The ultimate goal of disciplining children is to teach them about proper behaviour so that they will come to the point where they will monitor their own behaviour and make sound choices. Parents who empower their children with the skills to control themselves will raise kids who are able to make their way well in the world.
Giving Kids Choices
In order for children to learn to make good decisions they must have opportunities to practise. Decision making is a learned skill, and like all new skills, it usually takes a while for it to become natural. Parents can help their children along by offering them choices, starting with small ones. Even toddlers can begin to make decisions for themselves, helping to build their confidence and giving them a sense of control in their lives. Parents can allow toddlers and preschool aged children to make simple decisions by asking them such questions as, “Would you like to have green beans or carrots with your dinner tonight?” or “Which would you like to do first – brush your teeth or get into your pyjamas?”
The Learning Process
As children grow and mature, they should be allowed and encouraged to make a broader range of decisions for themselves, with parents making the effort to refrain from exerting too much influence. It can be difficult for parents to sit back while their children make what the adults recognise as a “wrong” choice, but mistakes are simply part of the learning process. In the beginning, the consequences for poor choices are usually fairly small, so letting kids make small mistakes in judgment while they are young will help them to make wiser choices as they age and the consequences become more substantial. By the time that they are teenagers, it is important that kids have developed the confidence and self-discipline to make sound choices, since adolescent mistakes can have lifelong ramifications. Offering children opportunities to build their decision making abilities is one step along the way to raising kids who are self-disciplined.
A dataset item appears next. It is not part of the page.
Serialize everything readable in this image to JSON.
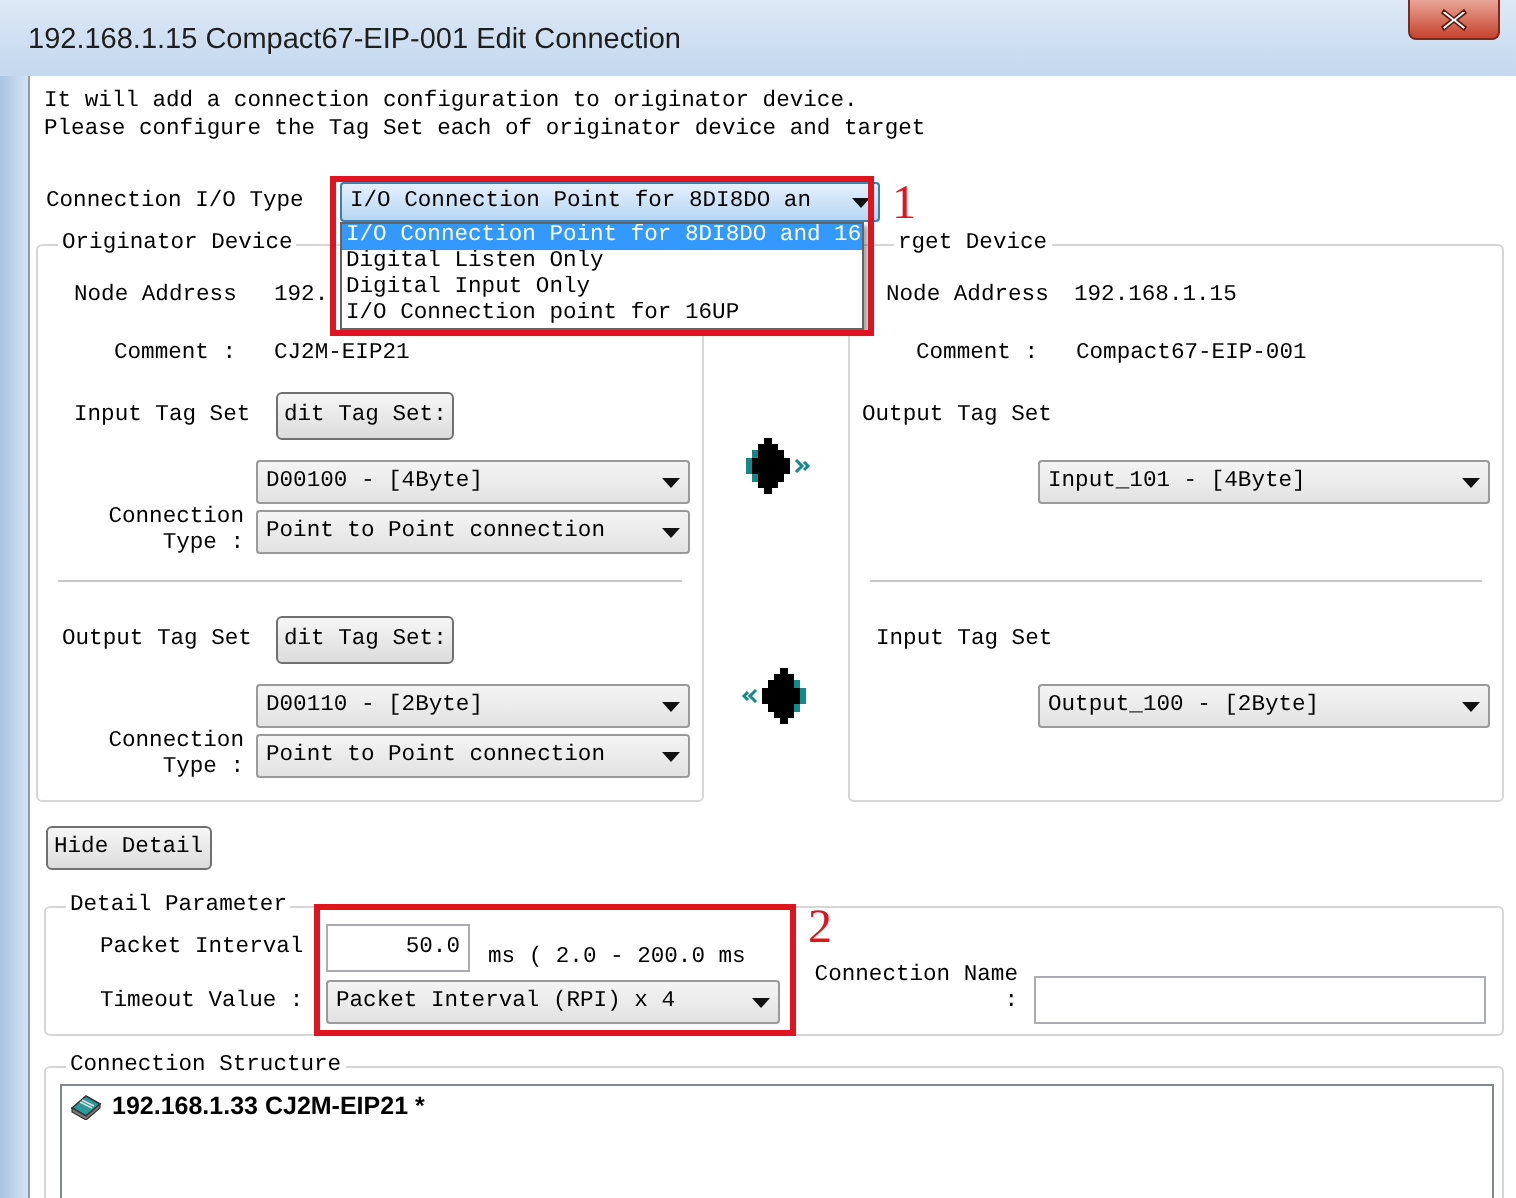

Morals, Ethics, and Self-Control
When describing adults that are well-respected, most people think of those who behave in an ethical manner and are solid and stable. The goal of most parents is to raise children to have the capacity to think for themselves combined with the strength of character required to live happy, respectable lives, and teaching children to be self-disciplined is an important building block toward responsible adulthood. True self-discipline goes far beyond merely following laws, it requires an inner sense of right and wrong coupled with the strength to do the right things, even when they are difficult. As adults know, the most ethically and morally correct actions are not always the easiest ones, so teaching kids, step by step, to make sound choices starts them off on the right foot to become the types of adults that can make tough choices.